Department of Chemical and Biological Engineering, Northwestern University, Evanston, Illinois, 60208.
J Comput Chem. 2019 May 5;40(12):1305-1318. doi: 10.1002/jcc.25787. Epub 2019 Feb 4.
Metal-organic frameworks (MOFs) are a class of nanoporous materials with highly tunable structures in terms of both chemical composition and topology. Due to their tunable nature, high-throughput computational screening is a particularly appealing method to reduce the time-to-discovery of MOFs with desirable physical and chemical properties. In this work, a fully automated, high-throughput periodic density functional theory (DFT) workflow for screening promising MOF candidates was developed and benchmarked, with a specific focus on applications in catalysis. As a proof-of-concept, we use the high-throughput workflow to screen MOFs containing open metal sites (OMSs) from the Computation-Ready, Experimental MOF database for the oxidative C-H bond activation of methane. The results from the screening process suggest that, despite the strong C-H bond strength of methane, the main challenge from a screening standpoint is the identification of MOFs with OMSs that can be readily oxidized at moderate reaction conditions. © 2019 Wiley Periodicals, Inc.

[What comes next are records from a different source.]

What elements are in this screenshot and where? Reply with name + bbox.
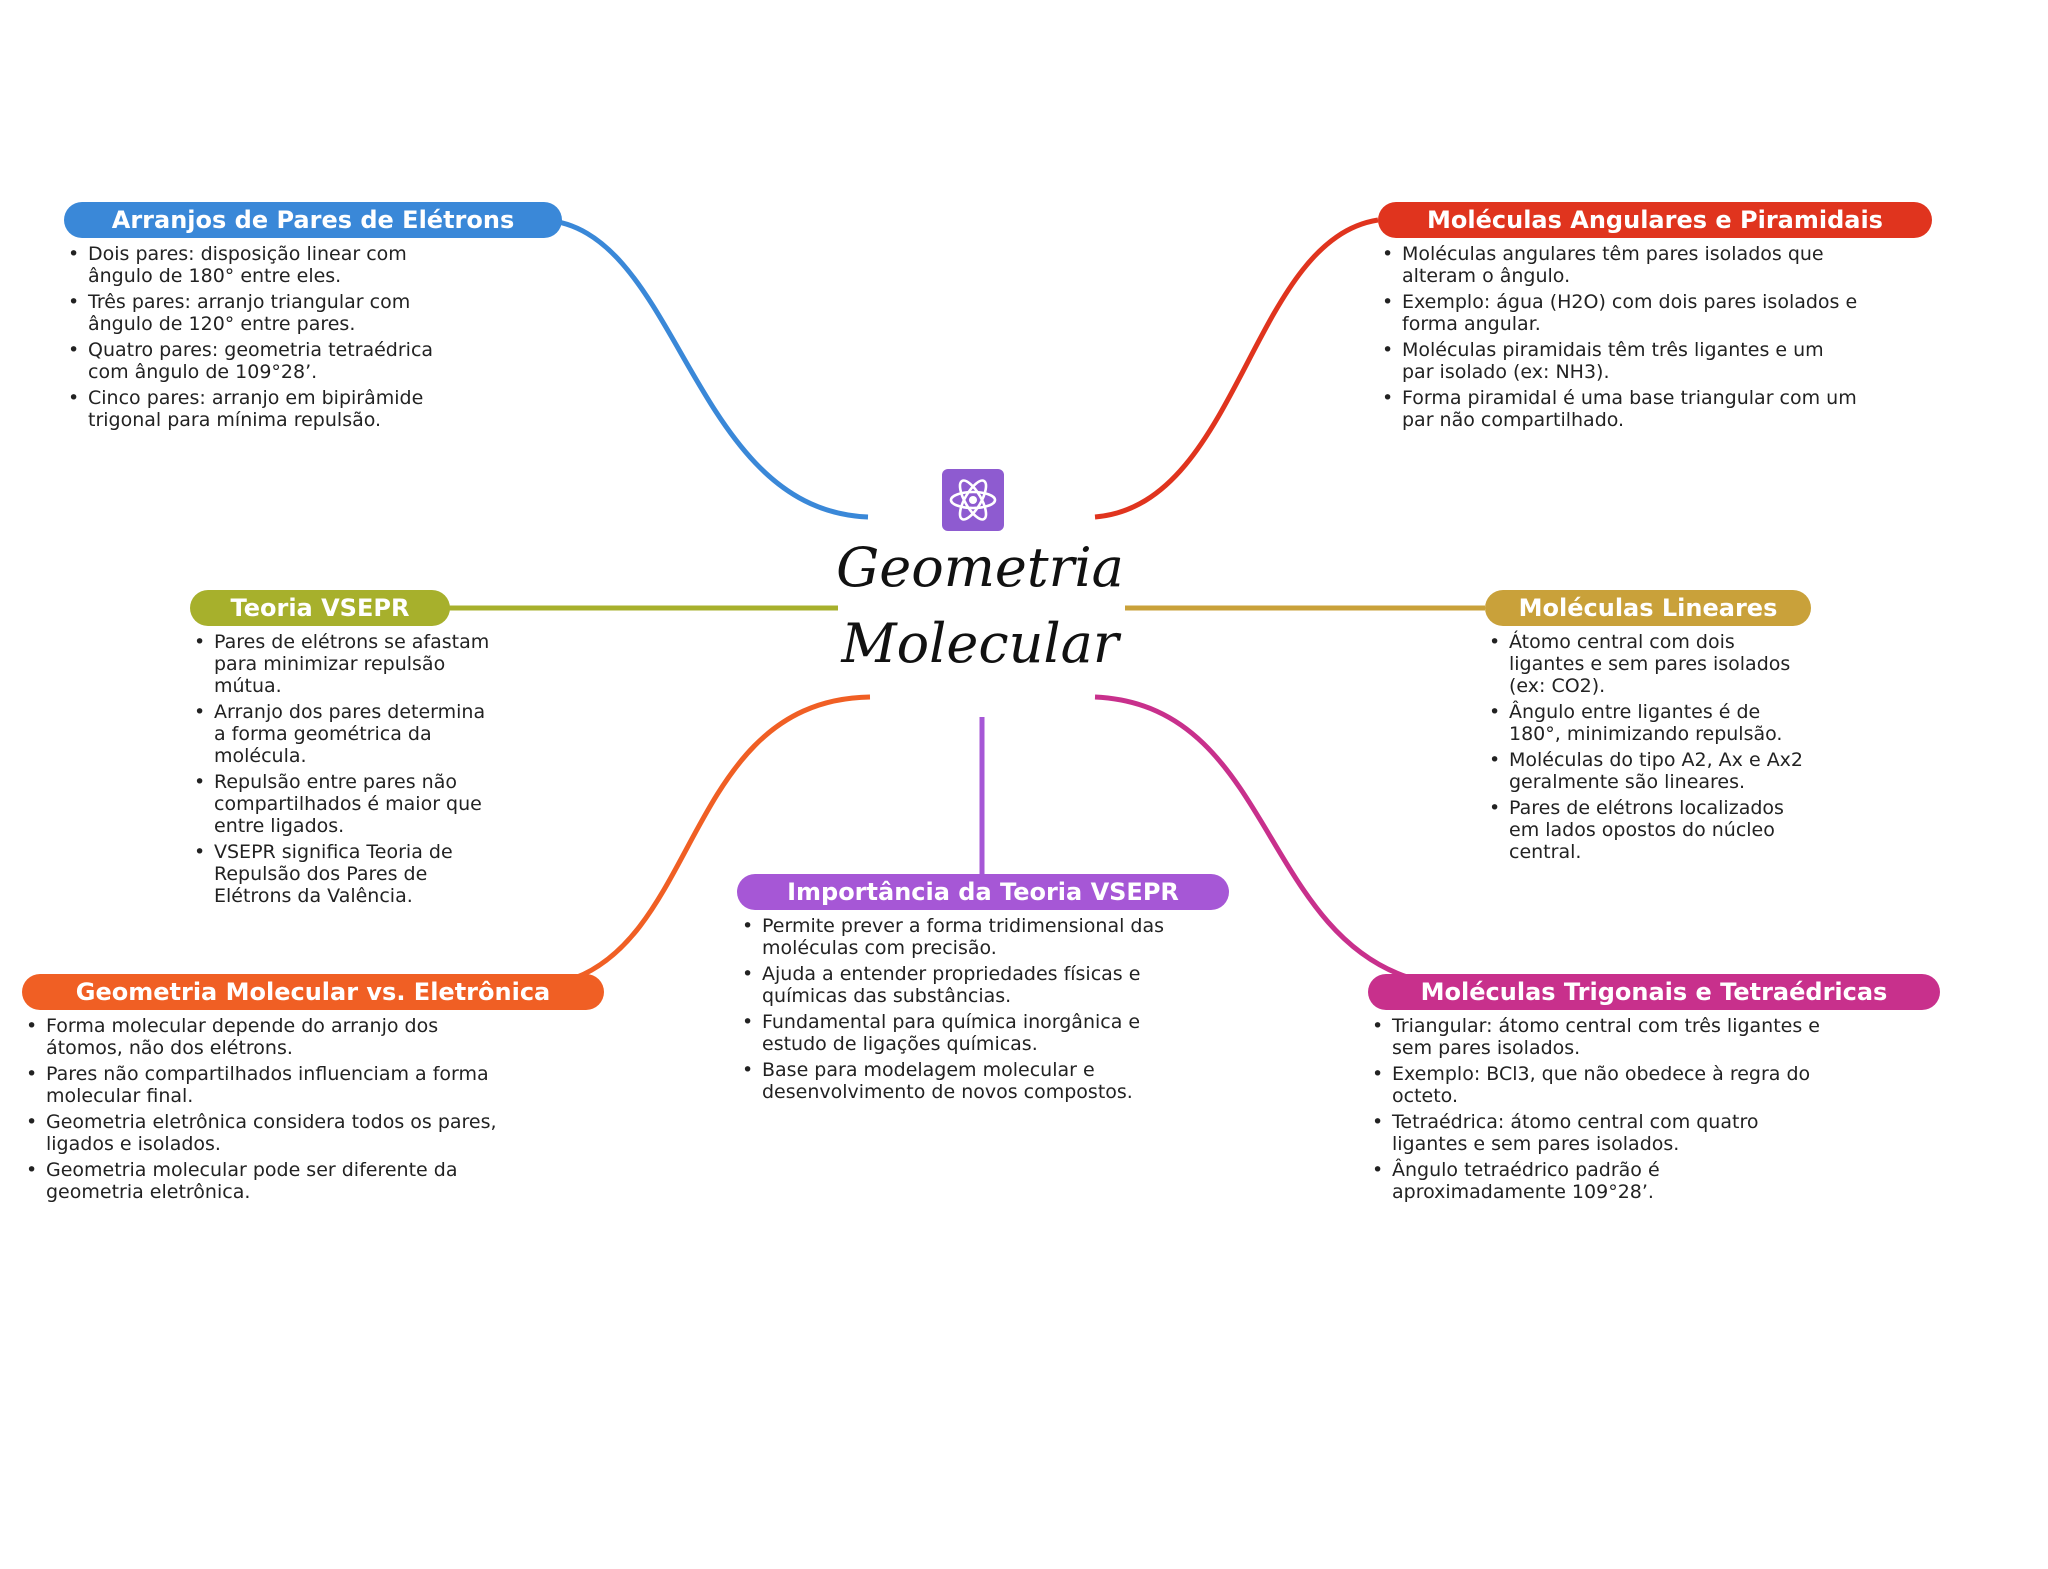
list-item: Ajuda a entender propriedades físicas e … [738, 963, 1198, 1007]
list-item: Geometria molecular pode ser diferente d… [22, 1159, 502, 1203]
branch-list-lineares: Átomo central com dois ligantes e sem pa… [1485, 631, 1805, 867]
list-item: Permite prever a forma tridimensional da… [738, 915, 1198, 959]
list-item: Base para modelagem molecular e desenvol… [738, 1059, 1198, 1103]
list-item: Moléculas angulares têm pares isolados q… [1378, 243, 1858, 287]
list-item: Arranjo dos pares determina a forma geom… [190, 701, 490, 767]
list-item: Triangular: átomo central com três ligan… [1368, 1015, 1838, 1059]
central-topic-line2: Molecular [841, 612, 1119, 675]
list-item: Três pares: arranjo triangular com ângul… [64, 291, 464, 335]
list-item: Geometria eletrônica considera todos os … [22, 1111, 502, 1155]
list-item: Forma piramidal é uma base triangular co… [1378, 387, 1858, 431]
list-item: VSEPR significa Teoria de Repulsão dos P… [190, 841, 490, 907]
branch-title-importancia: Importância da Teoria VSEPR [737, 874, 1229, 910]
connector-arranjos [544, 217, 869, 520]
list-item: Fundamental para química inorgânica e es… [738, 1011, 1198, 1055]
branch-list-importancia: Permite prever a forma tridimensional da… [738, 915, 1198, 1107]
branch-list-arranjos: Dois pares: disposição linear com ângulo… [64, 243, 464, 435]
branch-list-geomol: Forma molecular depende do arranjo dos á… [22, 1015, 502, 1207]
branch-list-angulares: Moléculas angulares têm pares isolados q… [1378, 243, 1858, 435]
list-item: Cinco pares: arranjo em bipirâmide trigo… [64, 387, 464, 431]
list-item: Pares não compartilhados influenciam a f… [22, 1063, 502, 1107]
list-item: Tetraédrica: átomo central com quatro li… [1368, 1111, 1838, 1155]
list-item: Moléculas piramidais têm três ligantes e… [1378, 339, 1858, 383]
list-item: Exemplo: água (H2O) com dois pares isola… [1378, 291, 1858, 335]
list-item: Dois pares: disposição linear com ângulo… [64, 243, 464, 287]
list-item: Exemplo: BCl3, que não obedece à regra d… [1368, 1063, 1838, 1107]
branch-title-lineares: Moléculas Lineares [1485, 590, 1811, 626]
list-item: Pares de elétrons localizados em lados o… [1485, 797, 1805, 863]
list-item: Moléculas do tipo A2, Ax e Ax2 geralment… [1485, 749, 1805, 793]
branch-title-geomol: Geometria Molecular vs. Eletrônica [22, 974, 604, 1010]
list-item: Pares de elétrons se afastam para minimi… [190, 631, 490, 697]
branch-list-trigonais: Triangular: átomo central com três ligan… [1368, 1015, 1838, 1207]
branch-title-trigonais: Moléculas Trigonais e Tetraédricas [1368, 974, 1940, 1010]
list-item: Ângulo tetraédrico padrão é aproximadame… [1368, 1159, 1838, 1203]
connector-geomol [574, 694, 871, 981]
list-item: Ângulo entre ligantes é de 180°, minimiz… [1485, 701, 1805, 745]
branch-list-vsepr: Pares de elétrons se afastam para minimi… [190, 631, 490, 911]
branch-title-arranjos: Arranjos de Pares de Elétrons [64, 202, 562, 238]
atom-icon [942, 469, 1004, 531]
connector-angulares [1094, 217, 1379, 520]
central-topic: Geometria Molecular [830, 530, 1130, 682]
list-item: Quatro pares: geometria tetraédrica com … [64, 339, 464, 383]
connector-trigonais [1094, 694, 1411, 981]
list-item: Forma molecular depende do arranjo dos á… [22, 1015, 502, 1059]
branch-title-angulares: Moléculas Angulares e Piramidais [1378, 202, 1932, 238]
central-topic-line1: Geometria [836, 536, 1124, 599]
list-item: Repulsão entre pares não compartilhados … [190, 771, 490, 837]
branch-title-vsepr: Teoria VSEPR [190, 590, 450, 626]
list-item: Átomo central com dois ligantes e sem pa… [1485, 631, 1805, 697]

金属-有机骨架(MOFs)是一类纳米多孔材料,其化学组成和拓扑结构具有高度可调节性。由于其可调性质,高通量计算筛选是一种特别有吸引力的方法,可以减少具有理想物理和化学性质的 MOF 的发现时间。在这项工作中,开发并基准测试了一种完全自动化的、高通量的周期性密度泛函理论(DFT)筛选有前途的 MOF 候选物的工作流程,特别关注催化应用。作为概念验证,我们使用高通量工作流程从 Computation-Ready、Experimental MOF 数据库中筛选出含有开放金属位点(OMSs)的 MOFs,用于甲烷的氧化 C-H 键活化。筛选过程的结果表明,尽管甲烷的 C-H 键强度很强,但从筛选的角度来看,主要的挑战是确定具有 OMSs 的 MOFs,这些 MOFs可以在中等反应条件下容易地被氧化。© 2019 Wiley Periodicals, Inc.